Health Savings Accounts
Introduction
A High Deductible Health Plan (HDHP) with a Health Savings Account (HSA) or a Health Reimbursement Arrangement (HRA) provides traditional medical coverage and a triple-tax advantaged way to help you build savings for future medical expenses while providing you greater flexibility and discretion over how you use your health care benefits. The tax advantages are that you may contribute funds to your HSA for a tax-deduction, earn interest on the account tax-free, and withdrawals are not taxed for qualified medical expenses.
An HDHP may have higher annual deductibles than a traditional health plan. With the exception of preventive care, you must meet the annual deductible before the plan pays benefits. You pay nothing for preventive care services received from an in-network provider.
When you enroll in an HDHP, the health plan will ask questions to determine if you are eligible for a Health Savings Account (HSA) or a Health Reimbursement Arrangement (HRA).
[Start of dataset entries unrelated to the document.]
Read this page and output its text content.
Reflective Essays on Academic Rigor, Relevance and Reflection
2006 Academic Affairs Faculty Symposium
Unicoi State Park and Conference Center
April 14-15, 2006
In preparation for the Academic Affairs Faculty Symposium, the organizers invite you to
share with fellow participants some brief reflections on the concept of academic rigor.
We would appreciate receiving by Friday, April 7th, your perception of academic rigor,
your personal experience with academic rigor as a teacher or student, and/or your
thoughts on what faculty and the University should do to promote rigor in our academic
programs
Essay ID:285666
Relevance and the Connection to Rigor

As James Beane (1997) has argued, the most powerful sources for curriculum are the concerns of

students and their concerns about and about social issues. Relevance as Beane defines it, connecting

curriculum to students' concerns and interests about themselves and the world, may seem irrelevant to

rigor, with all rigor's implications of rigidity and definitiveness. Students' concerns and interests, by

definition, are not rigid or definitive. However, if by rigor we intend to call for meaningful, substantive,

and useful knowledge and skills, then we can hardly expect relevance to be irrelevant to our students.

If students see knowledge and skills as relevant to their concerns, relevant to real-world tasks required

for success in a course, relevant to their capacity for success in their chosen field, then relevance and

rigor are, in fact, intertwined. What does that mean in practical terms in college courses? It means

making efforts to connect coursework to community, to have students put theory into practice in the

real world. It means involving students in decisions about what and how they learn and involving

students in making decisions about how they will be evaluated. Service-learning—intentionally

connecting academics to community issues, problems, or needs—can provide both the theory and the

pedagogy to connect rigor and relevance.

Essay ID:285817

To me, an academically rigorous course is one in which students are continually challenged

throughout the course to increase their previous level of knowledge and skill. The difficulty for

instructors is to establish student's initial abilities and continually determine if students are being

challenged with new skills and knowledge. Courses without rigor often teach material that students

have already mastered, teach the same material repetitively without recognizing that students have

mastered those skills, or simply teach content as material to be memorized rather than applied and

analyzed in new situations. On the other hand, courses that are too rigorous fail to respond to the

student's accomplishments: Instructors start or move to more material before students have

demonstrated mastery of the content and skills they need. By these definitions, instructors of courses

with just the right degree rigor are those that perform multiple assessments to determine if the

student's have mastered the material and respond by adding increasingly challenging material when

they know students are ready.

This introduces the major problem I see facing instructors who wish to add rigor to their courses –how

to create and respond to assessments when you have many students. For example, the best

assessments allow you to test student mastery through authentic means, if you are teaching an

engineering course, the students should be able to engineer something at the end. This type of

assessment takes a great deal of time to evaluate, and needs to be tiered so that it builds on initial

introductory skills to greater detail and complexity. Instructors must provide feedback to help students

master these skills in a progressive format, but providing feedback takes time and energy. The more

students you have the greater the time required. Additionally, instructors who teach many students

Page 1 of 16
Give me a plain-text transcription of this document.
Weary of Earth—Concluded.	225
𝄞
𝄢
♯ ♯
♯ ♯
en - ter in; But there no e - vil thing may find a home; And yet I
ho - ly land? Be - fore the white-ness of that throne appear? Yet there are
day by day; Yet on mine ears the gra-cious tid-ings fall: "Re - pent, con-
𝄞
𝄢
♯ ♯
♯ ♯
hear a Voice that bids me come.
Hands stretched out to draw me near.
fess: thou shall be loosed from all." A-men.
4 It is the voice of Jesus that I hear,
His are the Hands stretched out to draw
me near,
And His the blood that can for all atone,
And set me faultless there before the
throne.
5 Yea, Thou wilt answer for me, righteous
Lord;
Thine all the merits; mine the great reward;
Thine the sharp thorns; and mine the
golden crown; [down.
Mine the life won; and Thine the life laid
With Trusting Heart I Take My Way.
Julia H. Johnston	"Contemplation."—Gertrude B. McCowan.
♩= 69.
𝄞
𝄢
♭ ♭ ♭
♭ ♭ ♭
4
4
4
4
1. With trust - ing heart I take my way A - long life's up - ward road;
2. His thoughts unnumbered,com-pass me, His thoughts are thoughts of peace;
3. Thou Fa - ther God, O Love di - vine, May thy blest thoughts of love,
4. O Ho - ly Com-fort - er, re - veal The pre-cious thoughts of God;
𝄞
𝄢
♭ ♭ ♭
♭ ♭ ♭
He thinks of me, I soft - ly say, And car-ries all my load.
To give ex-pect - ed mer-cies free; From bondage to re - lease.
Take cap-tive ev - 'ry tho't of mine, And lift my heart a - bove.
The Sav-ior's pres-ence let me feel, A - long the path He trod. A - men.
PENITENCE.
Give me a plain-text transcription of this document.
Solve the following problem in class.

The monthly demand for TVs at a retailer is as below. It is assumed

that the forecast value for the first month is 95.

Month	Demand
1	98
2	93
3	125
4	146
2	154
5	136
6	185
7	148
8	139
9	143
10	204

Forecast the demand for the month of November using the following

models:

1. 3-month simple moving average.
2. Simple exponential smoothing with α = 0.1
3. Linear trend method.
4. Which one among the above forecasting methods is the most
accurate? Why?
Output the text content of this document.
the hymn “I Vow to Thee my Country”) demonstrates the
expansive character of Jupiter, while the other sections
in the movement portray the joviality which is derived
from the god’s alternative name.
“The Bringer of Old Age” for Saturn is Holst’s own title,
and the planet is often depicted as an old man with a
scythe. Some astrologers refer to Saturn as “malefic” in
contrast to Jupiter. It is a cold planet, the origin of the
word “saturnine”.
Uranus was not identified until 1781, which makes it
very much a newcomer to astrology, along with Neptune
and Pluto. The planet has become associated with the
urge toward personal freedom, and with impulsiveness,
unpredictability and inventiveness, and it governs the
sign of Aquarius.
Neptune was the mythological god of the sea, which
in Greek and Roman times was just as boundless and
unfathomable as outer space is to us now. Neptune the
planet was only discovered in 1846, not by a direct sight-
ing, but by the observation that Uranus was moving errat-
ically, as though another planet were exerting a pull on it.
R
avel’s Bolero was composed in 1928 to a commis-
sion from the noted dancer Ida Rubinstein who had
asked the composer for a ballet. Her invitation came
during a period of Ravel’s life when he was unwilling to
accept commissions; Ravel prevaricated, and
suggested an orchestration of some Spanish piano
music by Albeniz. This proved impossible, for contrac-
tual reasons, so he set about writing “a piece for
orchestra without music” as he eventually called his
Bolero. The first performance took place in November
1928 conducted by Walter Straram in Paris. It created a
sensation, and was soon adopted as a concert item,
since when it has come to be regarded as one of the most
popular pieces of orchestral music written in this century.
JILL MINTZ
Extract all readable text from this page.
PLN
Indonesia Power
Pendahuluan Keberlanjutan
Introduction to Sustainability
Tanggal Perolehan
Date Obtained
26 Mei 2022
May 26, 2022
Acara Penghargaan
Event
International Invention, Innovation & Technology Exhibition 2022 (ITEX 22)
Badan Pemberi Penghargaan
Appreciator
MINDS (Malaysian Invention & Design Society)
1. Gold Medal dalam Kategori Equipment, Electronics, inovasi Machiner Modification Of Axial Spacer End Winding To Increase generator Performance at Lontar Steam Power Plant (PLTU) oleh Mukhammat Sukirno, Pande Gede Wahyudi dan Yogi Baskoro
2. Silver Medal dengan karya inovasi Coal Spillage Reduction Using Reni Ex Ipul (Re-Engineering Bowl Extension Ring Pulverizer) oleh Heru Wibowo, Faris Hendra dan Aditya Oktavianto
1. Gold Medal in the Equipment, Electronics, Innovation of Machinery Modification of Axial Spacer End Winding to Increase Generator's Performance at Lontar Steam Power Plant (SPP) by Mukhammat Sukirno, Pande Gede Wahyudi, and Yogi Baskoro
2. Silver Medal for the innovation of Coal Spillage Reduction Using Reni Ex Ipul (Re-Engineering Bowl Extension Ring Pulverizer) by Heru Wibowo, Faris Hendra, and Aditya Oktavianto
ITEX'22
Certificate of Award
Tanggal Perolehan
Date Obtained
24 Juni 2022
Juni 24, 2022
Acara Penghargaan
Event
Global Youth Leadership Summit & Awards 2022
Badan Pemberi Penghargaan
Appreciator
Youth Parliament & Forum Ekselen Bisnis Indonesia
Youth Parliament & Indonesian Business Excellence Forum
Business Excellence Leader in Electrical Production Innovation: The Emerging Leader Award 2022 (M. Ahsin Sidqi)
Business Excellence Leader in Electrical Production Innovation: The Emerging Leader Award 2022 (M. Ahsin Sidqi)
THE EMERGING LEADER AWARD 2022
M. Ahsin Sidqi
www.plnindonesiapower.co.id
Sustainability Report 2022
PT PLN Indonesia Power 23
If you are eligible for an HSA, the plan credits a portion of the health plan premium into your account each month. You may also contribute to your HSA up to the IRS maximum amount. You choose whether to use your HSA funds to pay for your qualified medical expenses under your deductible or to leave in the account to continue to draw interest tax-free. Even if you change plans, the HSA is yours to keep. Withdrawals from an HSA aren’t taxed as long as they are used to pay for qualified medical expenses.
If you are enrolled in Medicare, you are not eligible for an HSA. The Plan will provide an HRA instead. If you are provided an HRA, the plan will credit you a set amount at the beginning of the year. You are also protected by out-of-pocket maximums. The maximum out-of- pocket limits for HDHPs are based on IRS rules.